Eles também revelam o fracasso da
perspectiva teórica dominante no
Ocidente em compreender a natureza do desafio posto pelo que se convencionou denominar "fundamentalismo islâmico".
Nascido no Cairo, em 1951, Al Zawahiri aderiu à Irmandade Muçulmana [grupo islâmico de oposição
ao governo do Egito] com 14 anos.
Em 1979, quando o Egito firmava
com Israel os acordos de Camp David [nos EUA, no qual os egípcios reconheceram o Estado de Israel em
troca da retirada israelense do Sinai], integrou-se à Jihad Islâmica
egípcia, uma corrente ainda mais radical que, sob a sua liderança, viria a
se unificar com o grupo de Osama
bin Laden na Frente Islâmica Mundial pela Jihad contra os Judeus e
Cruzados.
Seu livro sustenta a tese de que o
alvo da jihad deve se transferir do
"inimigo próximo" para o "inimigo
distante", pois a conflagração adquiriu caráter global. Nessa etapa, a jihad necessitaria de uma liderança
"científica, confrontacional e racional", capaz de aproximar-se das
massas, extirpar a religião "das complexidades da terminologia", elaborar slogans populares e "romper o
cerco da mídia imposto ao movimento da jihad". As ferramentas
conceituais do culturalismo, que
controlam a percepção ocidental do
movimento jihadista, são incapazes
de apreender essa linguagem.
Dogmas dos orientalistas
A visão predominante no Ocidente continua presa aos dogmas dos
orientalistas, que interpretam o islã
como uma síntese cultural e o abordam como um universo à parte da
economia, da sociologia e da política
dos povos muçulmanos. Essa imagem de um "islã essencial" sustenta
uma narrativa que, mesmo recheada
de "fatos históricos", descreve o desenvolvimento das sociedades muçulmanas como um desdobramento
infinito de suas origens religiosas. O
impacto da era industrial, da expansão imperial das potências européias, das circunstâncias da Guerra
Fria: nada disso interessa efetivamente aos orientalistas.

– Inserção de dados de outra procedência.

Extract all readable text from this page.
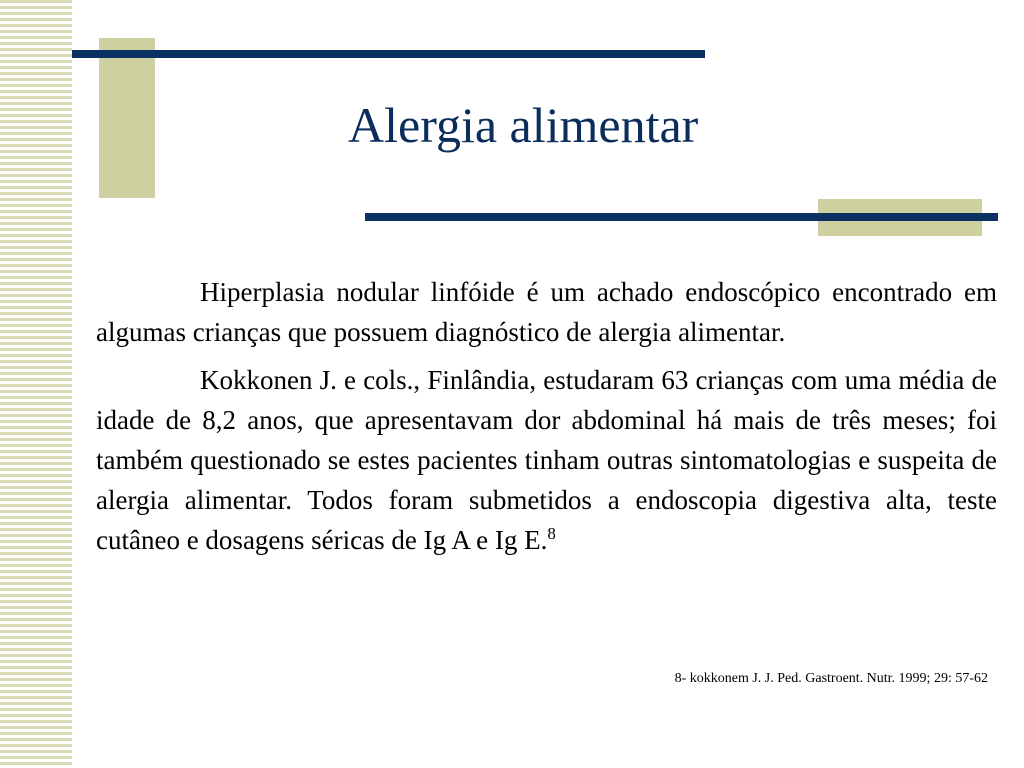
Alergia alimentar

Hiperplasia nodular linfóide é um achado endoscópico encontrado em algumas crianças que possuem diagnóstico de alergia alimentar.

Kokkonen J. e cols., Finlândia, estudaram 63 crianças com uma média de idade de 8,2 anos, que apresentavam dor abdominal há mais de três meses; foi também questionado se estes pacientes tinham outras sintomatologias e suspeita de alergia alimentar. Todos foram submetidos a endoscopia digestiva alta, teste cutâneo e dosagens séricas de Ig A e Ig E.$^8$

8- kokkonem J. J. Ped. Gastroent. Nutr. 1999; 29: 57-62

[O inglês] Bernard Lewis, o príncipe dos orientalistas contemporâneos, escreveu que os povos árabes
"podem tentar voltar as costas ao
Ocidente e às suas realizações, perseguindo a miragem de um regresso
ao ideal teocrático perdido". A passagem, velha de mais de duas décadas, sintetiza o diagnóstico culturalista. Tudo se passa como se o jihadismo contemporâneo estivesse
contido na essência do islã e seus líderes figurassem numa linha de descendência direta do puritanismo
Wahabi [seita do islamismo puritano saudita fundada por Muhammad
ibn Abd al Wahab (1703-92), que vê
todas as outras seitas como hereges].
A abordagem não é apenas preconceituosa mas está contaminada
de interesse político: se o fanatismo
do inimigo é imanente à sua cultura,
como atribuir qualquer responsabilidade à violência política do Ocidente?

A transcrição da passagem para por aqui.